In my extensive travels coaching small business startups around the globe, everybody wants to be “the next Silicon Valley,” which is both a noble aspiration and a near-impossible dream. 

Silicon Valley and its zillions of successes make it near impossible to catch. Worse, the catalyst that gave birth to the valley is one that nobody should want…World War II. Back then, Stanford Engineering provost Frederick Terman literally kicked all the PhD’s out of the classroom to help electronics companies build technologies to help win the war.

Terman’s start fostered thousands of great companies and made the Valley what it is today. 

What keeps the rest of the world from imitating or “catching” the Valley? In my travels, I see a consistent pattern: not enough mentors, immature marketing talent, and—of course—far too few investors willing to risk their money on early stage small business companies.

Mentors 

In my view, is the biggest challenge I’ve seen, from Bulgaria to Bogota, from Moscow to Milan. 

There are far too few startup founders and successes serving as role models.  It’s hard to walk down University Avenue in Palo Alto, for example, without literally bumping into a handful of successful founders or early employees who’ve enjoyed the thrills, rewards, and learning that comes with building a great company. 

Startup founders, regardless of age, can’t possibly know enough to turn even a great product idea into a successful, sustainable company.

Nobody told this story better than Steve Jobs himself, who at age 13 simply looked up Bill Hewlett’s home number in the Palo Alto phone book and reportedly got back scores of hours of mentoring—and more—with no compensation or equity…just by asking for wisdom from a highly-qualified mentor. 

Quoting Jobs, the famous Walter Isaacson biography says, “…and he picked up the phone, and I talked to him and I asked him if he’d give me some spare parts for something I was building….and he did. But in addition to that, he gave me something way more important, he gave me a job that summer … at Hewlett-Packard.”

There aren’t enough Bill Hewlett’s in the world to provide coaching, guidance and experience, whether for compensation or not.
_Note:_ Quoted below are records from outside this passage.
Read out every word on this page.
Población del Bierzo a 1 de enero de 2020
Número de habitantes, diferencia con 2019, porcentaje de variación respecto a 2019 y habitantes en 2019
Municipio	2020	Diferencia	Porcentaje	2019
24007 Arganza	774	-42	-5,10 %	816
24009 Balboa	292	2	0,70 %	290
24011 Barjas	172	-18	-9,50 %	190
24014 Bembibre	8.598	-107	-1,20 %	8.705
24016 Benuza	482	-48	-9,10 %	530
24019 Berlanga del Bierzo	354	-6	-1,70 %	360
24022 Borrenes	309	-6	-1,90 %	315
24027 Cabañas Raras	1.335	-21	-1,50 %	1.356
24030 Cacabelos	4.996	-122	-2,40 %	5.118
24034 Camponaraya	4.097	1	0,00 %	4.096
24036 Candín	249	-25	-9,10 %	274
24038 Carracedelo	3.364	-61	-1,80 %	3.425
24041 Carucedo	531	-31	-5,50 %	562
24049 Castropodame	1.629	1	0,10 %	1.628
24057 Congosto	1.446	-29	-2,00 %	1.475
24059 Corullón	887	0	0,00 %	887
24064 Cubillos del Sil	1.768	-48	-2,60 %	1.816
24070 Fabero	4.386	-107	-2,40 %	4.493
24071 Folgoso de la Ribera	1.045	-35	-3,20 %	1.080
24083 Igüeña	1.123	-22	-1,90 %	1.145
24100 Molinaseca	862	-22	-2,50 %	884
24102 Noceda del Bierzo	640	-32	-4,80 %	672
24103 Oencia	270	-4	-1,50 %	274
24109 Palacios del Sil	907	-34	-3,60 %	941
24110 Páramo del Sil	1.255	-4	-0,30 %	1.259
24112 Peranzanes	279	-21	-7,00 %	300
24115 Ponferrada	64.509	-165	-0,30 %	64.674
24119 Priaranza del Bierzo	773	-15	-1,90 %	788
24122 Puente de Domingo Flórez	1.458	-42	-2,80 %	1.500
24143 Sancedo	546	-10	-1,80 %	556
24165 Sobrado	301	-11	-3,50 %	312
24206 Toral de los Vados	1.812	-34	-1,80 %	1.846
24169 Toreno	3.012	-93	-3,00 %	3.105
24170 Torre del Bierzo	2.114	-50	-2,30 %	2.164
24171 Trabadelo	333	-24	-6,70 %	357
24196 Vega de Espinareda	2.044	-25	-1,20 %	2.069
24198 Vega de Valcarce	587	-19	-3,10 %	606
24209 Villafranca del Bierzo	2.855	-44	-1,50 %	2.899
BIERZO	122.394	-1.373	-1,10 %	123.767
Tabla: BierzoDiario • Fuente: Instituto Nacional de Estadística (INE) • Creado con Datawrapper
And far too many of the coaches and “mentors” I’ve met are either peddling consulting services, looking for dirt-cheap startup deals, or just want to tell stories of how they built their somewhat irrelevant old world businesses. The most successful startup folks in emerging markets are just too darn busy building their companies, and don’t have the time or inclination to “pay it forward” to the next generation. 

Great startup mentors like Apple’s Bill Campbell, Broadvision’s Pehong Chen, and my co-author Steve Blank, are generous, treasured resources in the Valley.

The rest of the startup world needs more of them, should cherish and applaud them, and—if all else fails—should motivate them to share through startup economics.